Jacob Weil*, Will Duguid, Francis Juanes

*Corresponding author:

ABSTRACT: Variation in the energy content of prey can drive the diet choice, growth and ultimate survival of consumers. In Pacific salmon species, obtaining sufficient energy for rapid growth during early marine residence is hypothesized to reduce the risk of size-selective mortality. In order to determine the energetic benefit of feeding choices for individuals, accurate estimates of energy density (ED) across prey groups are required. Frequently, a single species is assumed to be representative of a larger taxonomic group or related species.
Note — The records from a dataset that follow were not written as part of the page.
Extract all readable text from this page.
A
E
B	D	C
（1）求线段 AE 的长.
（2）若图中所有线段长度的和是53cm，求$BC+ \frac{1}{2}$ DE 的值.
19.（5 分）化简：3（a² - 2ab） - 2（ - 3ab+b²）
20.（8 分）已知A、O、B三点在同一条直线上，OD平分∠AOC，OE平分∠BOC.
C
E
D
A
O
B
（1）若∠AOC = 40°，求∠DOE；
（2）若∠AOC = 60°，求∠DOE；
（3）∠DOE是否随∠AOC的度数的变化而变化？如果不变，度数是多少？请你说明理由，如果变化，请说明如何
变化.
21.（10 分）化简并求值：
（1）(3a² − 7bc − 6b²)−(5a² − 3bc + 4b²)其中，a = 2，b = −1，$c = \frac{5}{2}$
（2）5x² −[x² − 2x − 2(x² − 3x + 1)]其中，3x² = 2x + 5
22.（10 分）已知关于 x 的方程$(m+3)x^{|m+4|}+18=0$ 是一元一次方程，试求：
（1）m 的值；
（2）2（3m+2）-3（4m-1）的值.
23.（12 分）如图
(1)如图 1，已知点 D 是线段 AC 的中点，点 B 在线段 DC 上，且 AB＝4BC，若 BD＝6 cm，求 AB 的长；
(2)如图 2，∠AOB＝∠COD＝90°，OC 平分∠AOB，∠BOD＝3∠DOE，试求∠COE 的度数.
Further, single-point estimates are often assumed as representative of a group across seasons, despite temporal variability. To test the validity of these practices, we sampled zooplankton prey of juvenile Chinook salmon to investigate fine-scale taxonomic and temporal differences in ED. Using a recently developed model to estimate the ED of organisms using percent ash-free dry weight, we compared energy content of several groups that are typically grouped together in growth studies. Decapod megalopae were more energy rich than zoeae and showed family level variability in ED. Amphipods showed significant species-level variability in ED. Temporal differences were observed, but patterns were not consistent among groups. Bioenergetic model simulations showed that growth rate of juvenile Chinook salmon, was almost identical when prey ED values were calculated on a fine- or taxon-averaged coarse-scale. However, single-species representative calculations of prey ED yielded highly variable output in growth depending on the representative species used. These results suggest that the latter approach may yield significantly biased results.